Not OP, but I have my MSW and work with young folks experiencing early symptoms of psychosis, either before they have a full psychotic break, or during/after it. If you're interested in working with that population, I'd advise getting your MSW and focusing on direct human services (as opposed to community-based advocacy or administration (which were the other tracks offered in my program)). Assuming you live in America, the ACA has mandated that all states have an early intervention program. In my state, it's called EASA (Early Assessment and Support Alliance (check out easacommunity.org)) and it's fantastic. Such rewarding work, and we are always looking for new people who want to help change the stigma and increase hope around thought disorders. Please feel free to PM if you have any questions or just want to talk. I love my work and welcome the opportunity to share.

krostenvharles1 karma

The difference between them is subtle. Schizoaffective disorder basically means someone will have psychotic symptoms even when their mood component is not present. So it'd be like someone having cycling depression, but always experiencing some psychosis.

Having bipolar affective disorder, or depressive disorder, with psychosis means that their psychosis is linked to their mood, and they will not experience psychosis if their mood is stable.

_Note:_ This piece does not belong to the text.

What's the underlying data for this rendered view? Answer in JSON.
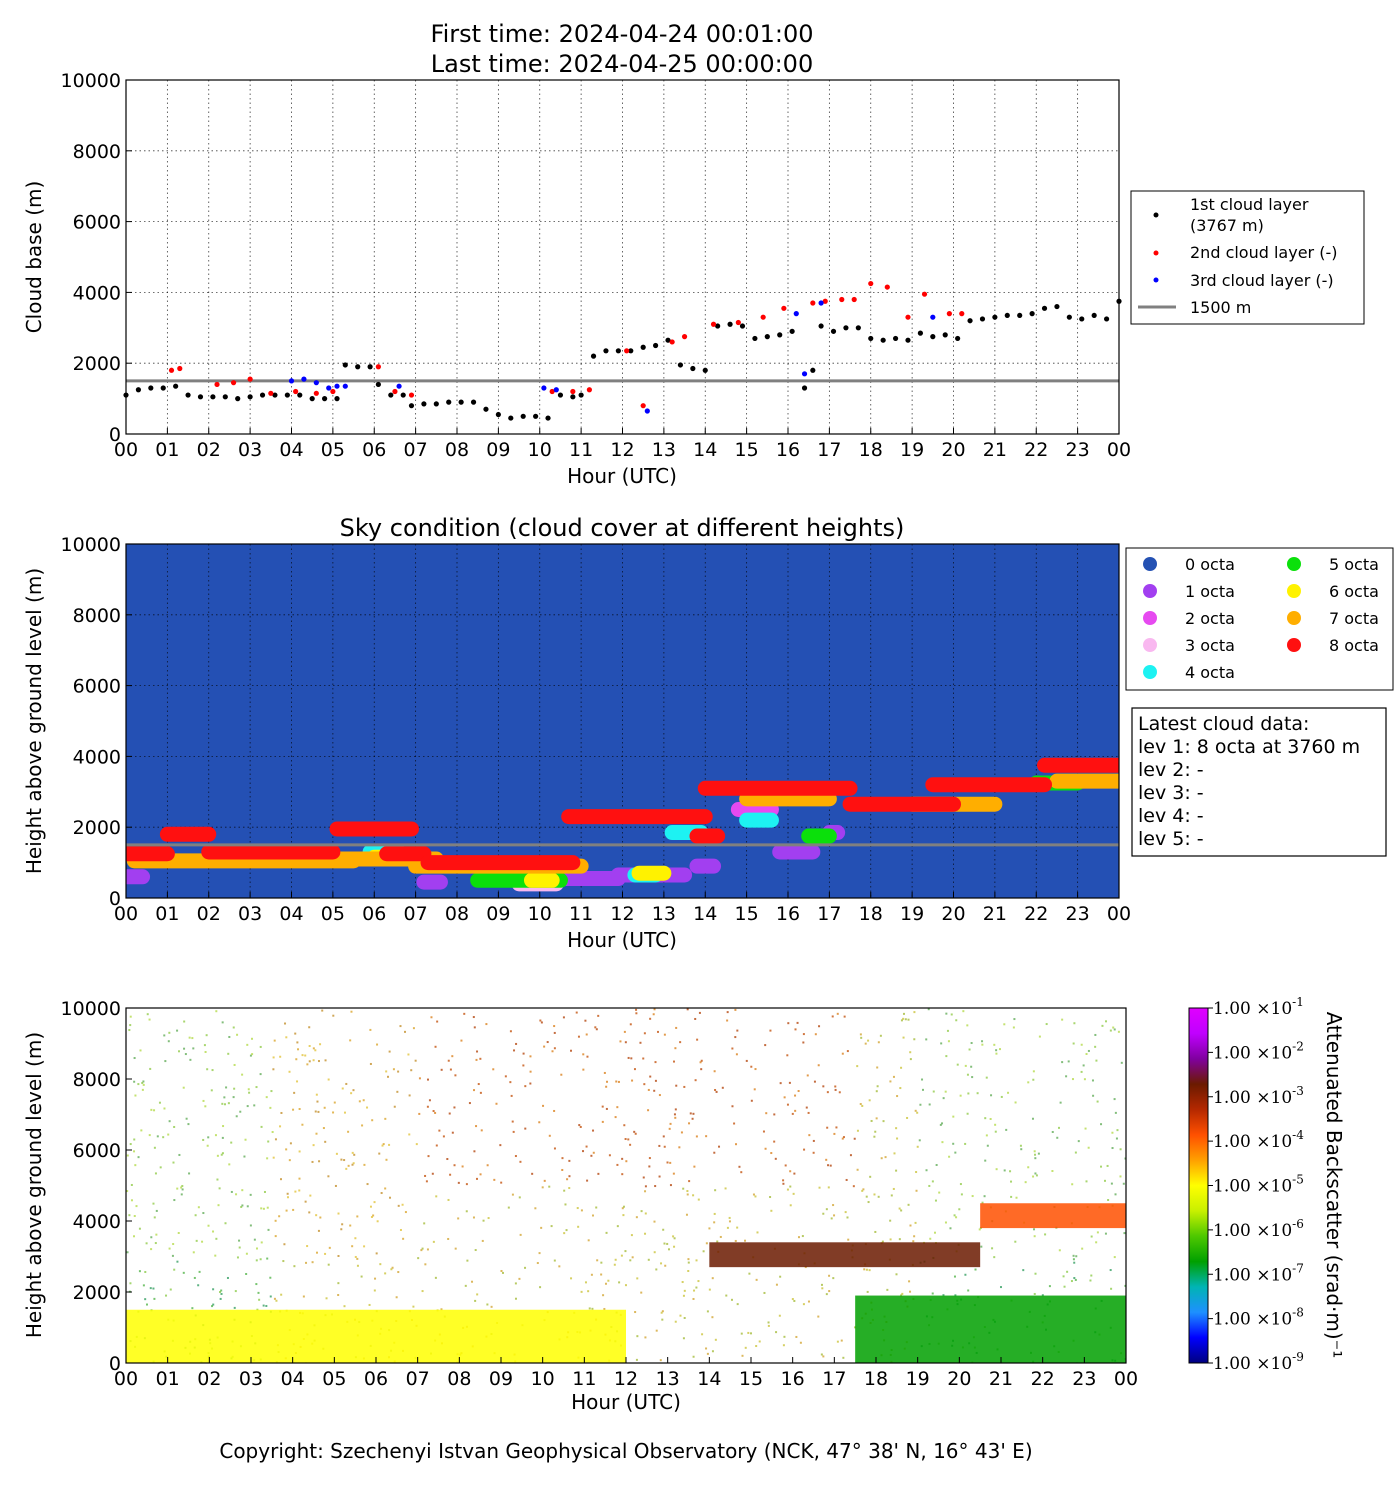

Again, though, these definitions are semantic and real life rarely falls into such neat boxes. Making an accurate diagnosis is often very difficult (and, one could argue, largely unneccessary). Diagnosis is mostly for insurance/billing purposes, and treatment should always be tailored to meet an individual's needs.

krostenvharles1 karma

The classification of paranoid schizophrenia is from the last DSM, so it actually isn't used any longer. It used to mean a person living with schizophrenia primarily experienced hallucinations/delusions (as opposed to disorganized thoughts or catatonia). Now there is just schizophrenia, and the clinician is supposed to indicate primary symptoms. One of those symptoms is often paranoia. If someone with schizophrenia has a high level of paranoia, it does make the work more difficult, but not necessarily twice as difficult (that's hard to quantify, anyway).